The World Health Organization stated that officials discovered the disease virus in a young child in Lilongwe, the capital of Malawi, a country in southeastern Africa, according to the Associated Press.
This is the first time that the virus has been detected on the African continent in five years.
Although polio has spread to many African countries in recent years, that outbreak has been linked to viruses already in vaccines, not the wild virus.
In very rare cases, the live virus in the oral polio vaccine can mutate into a version capable of causing epidemics.
The World Health Organization said that laboratory tests showed that the polio virus, which was discovered in Malawi, is linked to the strain that circulates in Pakistan’s Sindh province, where the disease is still endemic.
“As long as wild polio exists anywhere in the world, all countries remain at risk from the virus,” said Dr. Matshidiso Moeti, WHO’s director for Africa.
Spread mostly from person to person or through contaminated water, polio attacks the nervous system and can sometimes paralyze within hours. The disease mostly affects children under the age of five and has been largely eliminated in rich countries.
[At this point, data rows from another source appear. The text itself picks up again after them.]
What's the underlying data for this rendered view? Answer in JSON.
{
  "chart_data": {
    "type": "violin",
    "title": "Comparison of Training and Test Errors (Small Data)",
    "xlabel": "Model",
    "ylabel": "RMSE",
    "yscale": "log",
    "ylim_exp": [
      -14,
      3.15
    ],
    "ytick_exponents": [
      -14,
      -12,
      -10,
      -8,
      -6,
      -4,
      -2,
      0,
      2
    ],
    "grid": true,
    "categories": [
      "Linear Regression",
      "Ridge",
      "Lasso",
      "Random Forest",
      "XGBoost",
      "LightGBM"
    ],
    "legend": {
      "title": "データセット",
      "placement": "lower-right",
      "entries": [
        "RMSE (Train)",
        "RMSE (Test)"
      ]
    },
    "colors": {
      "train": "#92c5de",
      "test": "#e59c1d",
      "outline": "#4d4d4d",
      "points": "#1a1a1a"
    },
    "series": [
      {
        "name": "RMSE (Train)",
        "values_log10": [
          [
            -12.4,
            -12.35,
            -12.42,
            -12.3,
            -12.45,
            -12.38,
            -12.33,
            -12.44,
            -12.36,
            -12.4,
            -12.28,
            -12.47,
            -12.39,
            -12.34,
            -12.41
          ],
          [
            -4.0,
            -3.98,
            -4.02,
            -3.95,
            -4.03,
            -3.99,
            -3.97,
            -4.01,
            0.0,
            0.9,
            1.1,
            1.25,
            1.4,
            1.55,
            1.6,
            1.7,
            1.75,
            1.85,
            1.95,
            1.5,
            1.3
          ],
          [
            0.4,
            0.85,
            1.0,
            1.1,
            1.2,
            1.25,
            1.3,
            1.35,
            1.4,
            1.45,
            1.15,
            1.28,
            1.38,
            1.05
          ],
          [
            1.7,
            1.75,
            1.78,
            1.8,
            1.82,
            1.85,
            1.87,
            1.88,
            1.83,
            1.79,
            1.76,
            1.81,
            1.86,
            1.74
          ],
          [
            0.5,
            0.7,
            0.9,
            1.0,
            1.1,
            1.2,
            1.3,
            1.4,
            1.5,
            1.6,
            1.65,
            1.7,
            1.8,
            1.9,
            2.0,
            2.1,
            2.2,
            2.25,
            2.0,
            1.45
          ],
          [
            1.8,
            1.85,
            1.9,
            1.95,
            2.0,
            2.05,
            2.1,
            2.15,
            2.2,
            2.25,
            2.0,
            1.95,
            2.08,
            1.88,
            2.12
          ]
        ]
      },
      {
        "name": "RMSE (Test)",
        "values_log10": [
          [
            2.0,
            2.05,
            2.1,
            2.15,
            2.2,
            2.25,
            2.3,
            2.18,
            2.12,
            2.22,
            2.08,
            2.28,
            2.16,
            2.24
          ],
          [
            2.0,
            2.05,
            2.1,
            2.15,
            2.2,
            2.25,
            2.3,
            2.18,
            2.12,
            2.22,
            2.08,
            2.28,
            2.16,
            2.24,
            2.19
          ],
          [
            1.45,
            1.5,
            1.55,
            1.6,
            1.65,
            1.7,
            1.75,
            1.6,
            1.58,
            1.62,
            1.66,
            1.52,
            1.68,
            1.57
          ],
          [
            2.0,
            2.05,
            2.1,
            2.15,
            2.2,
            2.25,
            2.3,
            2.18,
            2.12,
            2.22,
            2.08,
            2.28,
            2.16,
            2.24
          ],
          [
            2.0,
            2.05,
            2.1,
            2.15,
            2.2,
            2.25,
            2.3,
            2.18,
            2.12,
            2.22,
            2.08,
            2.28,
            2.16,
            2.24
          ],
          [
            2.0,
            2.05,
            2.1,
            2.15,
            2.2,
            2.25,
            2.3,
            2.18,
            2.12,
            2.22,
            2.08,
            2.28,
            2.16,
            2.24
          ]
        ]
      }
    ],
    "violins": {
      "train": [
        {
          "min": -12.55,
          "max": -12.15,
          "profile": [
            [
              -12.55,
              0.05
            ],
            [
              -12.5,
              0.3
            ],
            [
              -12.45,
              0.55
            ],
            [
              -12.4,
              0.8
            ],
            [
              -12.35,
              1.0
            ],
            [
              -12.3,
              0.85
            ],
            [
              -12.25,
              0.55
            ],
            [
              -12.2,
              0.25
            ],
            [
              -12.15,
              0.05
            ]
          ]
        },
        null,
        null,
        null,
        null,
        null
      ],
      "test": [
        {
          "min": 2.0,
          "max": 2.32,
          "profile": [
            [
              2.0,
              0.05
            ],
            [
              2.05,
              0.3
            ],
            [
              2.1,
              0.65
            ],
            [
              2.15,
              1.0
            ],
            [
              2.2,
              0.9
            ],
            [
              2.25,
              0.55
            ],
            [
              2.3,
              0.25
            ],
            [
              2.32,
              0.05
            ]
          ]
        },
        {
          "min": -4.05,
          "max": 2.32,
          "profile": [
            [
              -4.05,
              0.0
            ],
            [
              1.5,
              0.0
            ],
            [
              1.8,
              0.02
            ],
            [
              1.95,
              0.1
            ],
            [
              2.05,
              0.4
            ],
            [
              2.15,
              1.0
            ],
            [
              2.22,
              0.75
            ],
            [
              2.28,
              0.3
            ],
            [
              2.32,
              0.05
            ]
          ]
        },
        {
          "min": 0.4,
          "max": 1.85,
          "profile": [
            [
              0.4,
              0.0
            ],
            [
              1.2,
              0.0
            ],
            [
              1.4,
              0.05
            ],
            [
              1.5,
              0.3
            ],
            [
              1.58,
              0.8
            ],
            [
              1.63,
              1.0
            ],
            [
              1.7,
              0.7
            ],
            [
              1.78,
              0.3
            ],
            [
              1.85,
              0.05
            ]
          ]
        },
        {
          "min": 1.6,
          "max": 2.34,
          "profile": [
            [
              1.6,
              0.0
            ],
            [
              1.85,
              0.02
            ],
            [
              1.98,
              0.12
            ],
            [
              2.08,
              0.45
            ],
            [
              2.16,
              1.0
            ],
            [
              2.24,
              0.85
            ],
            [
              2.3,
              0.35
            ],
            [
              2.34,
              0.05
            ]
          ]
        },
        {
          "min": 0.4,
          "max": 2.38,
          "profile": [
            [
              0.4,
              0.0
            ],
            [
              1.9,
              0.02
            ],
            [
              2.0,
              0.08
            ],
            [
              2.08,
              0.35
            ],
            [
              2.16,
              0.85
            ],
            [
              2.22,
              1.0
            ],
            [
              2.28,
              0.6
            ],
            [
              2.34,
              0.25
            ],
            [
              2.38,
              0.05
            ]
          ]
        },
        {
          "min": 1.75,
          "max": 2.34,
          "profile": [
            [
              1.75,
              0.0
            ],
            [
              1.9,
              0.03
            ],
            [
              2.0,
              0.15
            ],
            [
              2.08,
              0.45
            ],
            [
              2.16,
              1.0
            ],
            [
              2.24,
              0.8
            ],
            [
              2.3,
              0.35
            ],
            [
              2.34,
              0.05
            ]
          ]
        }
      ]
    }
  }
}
Health officials say polio is endemic in Afghanistan and Pakistan, although several countries in Africa, the Middle East and Asia have also recorded cases in recent years.
The World Health Organization and its partners have fought for decades to eradicate polio, their initial deadline being to eliminate the disease by 2000, but have since missed many target dates for eradication.
And many control efforts were suspended during the Corona pandemic, which allowed the disease to spread further, prompting some officials to warn that this could represent a devastating setback to plans to eradicate the disease.